There were other transformative reforms too. From 1974, feminist activists began opening women’s refuges after realising that women fleeing domestic violence had nowhere to go. They ran these services with donations and volunteers before asking governments for support. It took a while, but Whitlam funded women’s refuges from 1975. Refuges were a great example of how feminists could work with government to respond to women’s distinctive needs.

That year, 1975, was International Women’s Year. Whitlam himself took ministerial responsibility for Australia’s commemorations, which included grants for women’s projects. These projects were to fulfil three aims: to change attitudes towards women, to combat discrimination, and to encourage women’s creativity.

Women across Australia received funds for community projects, to make films and publish histories, to create educational resources, and to help women understand their rights. One of the headline events for the year was the Women and Politics conference, which was intended to encourage all women to become more politically active.

About 3000 women and some men took to the march through the Sydney’s streets on International Women’s Day.

About 3000 women and some men took to the march through the Sydney’s streets on International Women’s Day.Credit: David James Bartho/Fairfax Media

Just how far Australian women had to go to be taken seriously can be gauged by the media reaction to the conference. Men arguing about politics? Business as usual. Women disagreeing on politics? Evidence that the conference had failed. The media’s response was a sign that women were still not quite welcome in Australian politics.

Just weeks later, the dismissal shocked the nation. Despite some reservations about the Whitlam government’s shortcomings, the women’s movement campaigned for Whitlam’s return, urging women to “use your vote for women’s rights”, warning that they “had a lot to lose”. They were right.

Whitlam’s political opponent, Liberal Party leader Malcolm Fraser, was promising to cut government spending but refused to give specifics. The women’s movement, which had just secured government funding for women’s refuges and health centres, feared that they would bear the brunt of these cuts. Fraser said little about women during the election, beyond earning the ire of feminists when he said that more women in parliament would “brighten the place up a bit”.

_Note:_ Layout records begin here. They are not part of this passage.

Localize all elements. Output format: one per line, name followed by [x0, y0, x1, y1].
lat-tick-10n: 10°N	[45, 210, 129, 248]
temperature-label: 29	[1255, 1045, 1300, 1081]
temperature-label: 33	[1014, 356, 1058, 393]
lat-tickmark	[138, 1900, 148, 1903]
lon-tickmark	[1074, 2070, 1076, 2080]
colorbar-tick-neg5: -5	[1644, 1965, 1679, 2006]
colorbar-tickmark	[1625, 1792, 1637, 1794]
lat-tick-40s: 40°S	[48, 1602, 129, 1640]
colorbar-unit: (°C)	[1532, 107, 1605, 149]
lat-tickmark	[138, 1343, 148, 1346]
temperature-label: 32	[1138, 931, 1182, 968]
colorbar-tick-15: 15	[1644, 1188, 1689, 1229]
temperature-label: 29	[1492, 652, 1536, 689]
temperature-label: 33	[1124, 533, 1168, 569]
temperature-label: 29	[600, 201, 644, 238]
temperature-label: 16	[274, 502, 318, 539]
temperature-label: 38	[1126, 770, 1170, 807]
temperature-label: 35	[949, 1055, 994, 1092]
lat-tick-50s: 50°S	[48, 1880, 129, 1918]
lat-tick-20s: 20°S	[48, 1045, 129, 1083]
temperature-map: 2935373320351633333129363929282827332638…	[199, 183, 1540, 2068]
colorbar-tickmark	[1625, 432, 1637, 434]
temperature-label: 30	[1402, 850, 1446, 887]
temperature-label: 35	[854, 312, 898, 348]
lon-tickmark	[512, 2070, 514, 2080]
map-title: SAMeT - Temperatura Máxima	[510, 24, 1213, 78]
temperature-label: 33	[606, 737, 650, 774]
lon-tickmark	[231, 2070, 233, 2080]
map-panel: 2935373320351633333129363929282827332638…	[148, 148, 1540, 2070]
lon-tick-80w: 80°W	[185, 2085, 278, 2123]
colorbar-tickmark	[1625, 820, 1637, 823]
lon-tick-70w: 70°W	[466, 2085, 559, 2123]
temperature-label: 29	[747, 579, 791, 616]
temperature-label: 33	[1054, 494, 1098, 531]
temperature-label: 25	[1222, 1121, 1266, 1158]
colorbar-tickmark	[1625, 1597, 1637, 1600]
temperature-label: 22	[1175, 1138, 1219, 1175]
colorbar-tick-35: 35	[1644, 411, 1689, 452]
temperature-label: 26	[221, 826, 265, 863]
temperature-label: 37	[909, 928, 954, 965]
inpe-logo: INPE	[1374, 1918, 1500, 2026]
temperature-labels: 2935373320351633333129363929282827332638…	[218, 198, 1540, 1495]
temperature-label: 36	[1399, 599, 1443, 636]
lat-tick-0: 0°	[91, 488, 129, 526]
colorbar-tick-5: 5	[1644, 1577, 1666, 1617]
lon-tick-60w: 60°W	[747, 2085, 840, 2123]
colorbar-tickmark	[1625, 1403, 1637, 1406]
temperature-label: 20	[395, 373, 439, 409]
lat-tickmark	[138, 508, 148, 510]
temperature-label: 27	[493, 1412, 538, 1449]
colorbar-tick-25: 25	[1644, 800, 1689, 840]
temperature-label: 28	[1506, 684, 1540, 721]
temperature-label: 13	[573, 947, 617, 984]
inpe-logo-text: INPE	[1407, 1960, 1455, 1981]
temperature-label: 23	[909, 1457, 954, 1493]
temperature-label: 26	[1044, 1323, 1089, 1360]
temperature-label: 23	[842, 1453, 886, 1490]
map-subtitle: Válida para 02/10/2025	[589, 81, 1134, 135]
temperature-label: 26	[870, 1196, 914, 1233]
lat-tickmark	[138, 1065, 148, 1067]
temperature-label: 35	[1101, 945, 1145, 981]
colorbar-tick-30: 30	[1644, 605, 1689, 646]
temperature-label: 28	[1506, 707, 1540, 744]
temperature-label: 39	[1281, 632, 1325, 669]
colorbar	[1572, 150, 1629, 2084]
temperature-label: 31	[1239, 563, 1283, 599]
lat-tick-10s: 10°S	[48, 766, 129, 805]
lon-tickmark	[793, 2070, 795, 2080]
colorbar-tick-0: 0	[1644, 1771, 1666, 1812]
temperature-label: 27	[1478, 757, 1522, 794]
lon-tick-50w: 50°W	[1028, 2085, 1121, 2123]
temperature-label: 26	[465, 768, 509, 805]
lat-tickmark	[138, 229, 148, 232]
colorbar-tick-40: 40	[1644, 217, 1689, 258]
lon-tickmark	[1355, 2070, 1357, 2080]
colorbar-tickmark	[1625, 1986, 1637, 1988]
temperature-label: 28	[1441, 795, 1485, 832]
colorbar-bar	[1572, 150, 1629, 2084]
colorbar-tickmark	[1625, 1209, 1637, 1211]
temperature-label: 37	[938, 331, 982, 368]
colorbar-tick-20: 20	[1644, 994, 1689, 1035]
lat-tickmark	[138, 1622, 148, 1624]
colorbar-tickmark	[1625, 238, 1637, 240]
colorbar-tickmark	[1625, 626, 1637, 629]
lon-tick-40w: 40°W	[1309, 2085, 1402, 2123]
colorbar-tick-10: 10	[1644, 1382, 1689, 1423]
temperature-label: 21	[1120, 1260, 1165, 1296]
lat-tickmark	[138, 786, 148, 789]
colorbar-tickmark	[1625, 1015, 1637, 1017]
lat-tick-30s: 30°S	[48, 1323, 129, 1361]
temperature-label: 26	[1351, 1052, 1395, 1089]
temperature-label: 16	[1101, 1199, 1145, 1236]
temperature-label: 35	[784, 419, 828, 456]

Labor lost the 1975 election in a landslide, in part because the global economic downturn had created high inflation and high unemployment. Fraser had promised to “turn on the lights”, but he soon found that economy was stubbornly difficult to fix.

Fraser’s record on women’s policy was mixed. He maintained some of the women’s programs built under Whitlam (and in areas like childcare, arguably improved them) but other services, like women’s refuges, gradually lost funding in the late 1970s. Just when women had successfully demanded that governments respond to their distinctive needs, the new orthodoxy of neoliberalism undercut them. However, most of the Whitlam reforms for women survived the Fraser years to become part of Australia’s policy infrastructure.

Women’s policy in the Whitlam era was characterised by experimentation and creativity. In responding to the feminist demand that issues like childcare, contraception and domestic violence were political issues, the Whitlam government helped to transform Australian politics. The dismissal delayed, but could not stop, this transformation.

Michelle Arrow is professor of history at Macquarie University and president of the Australian Historical Association.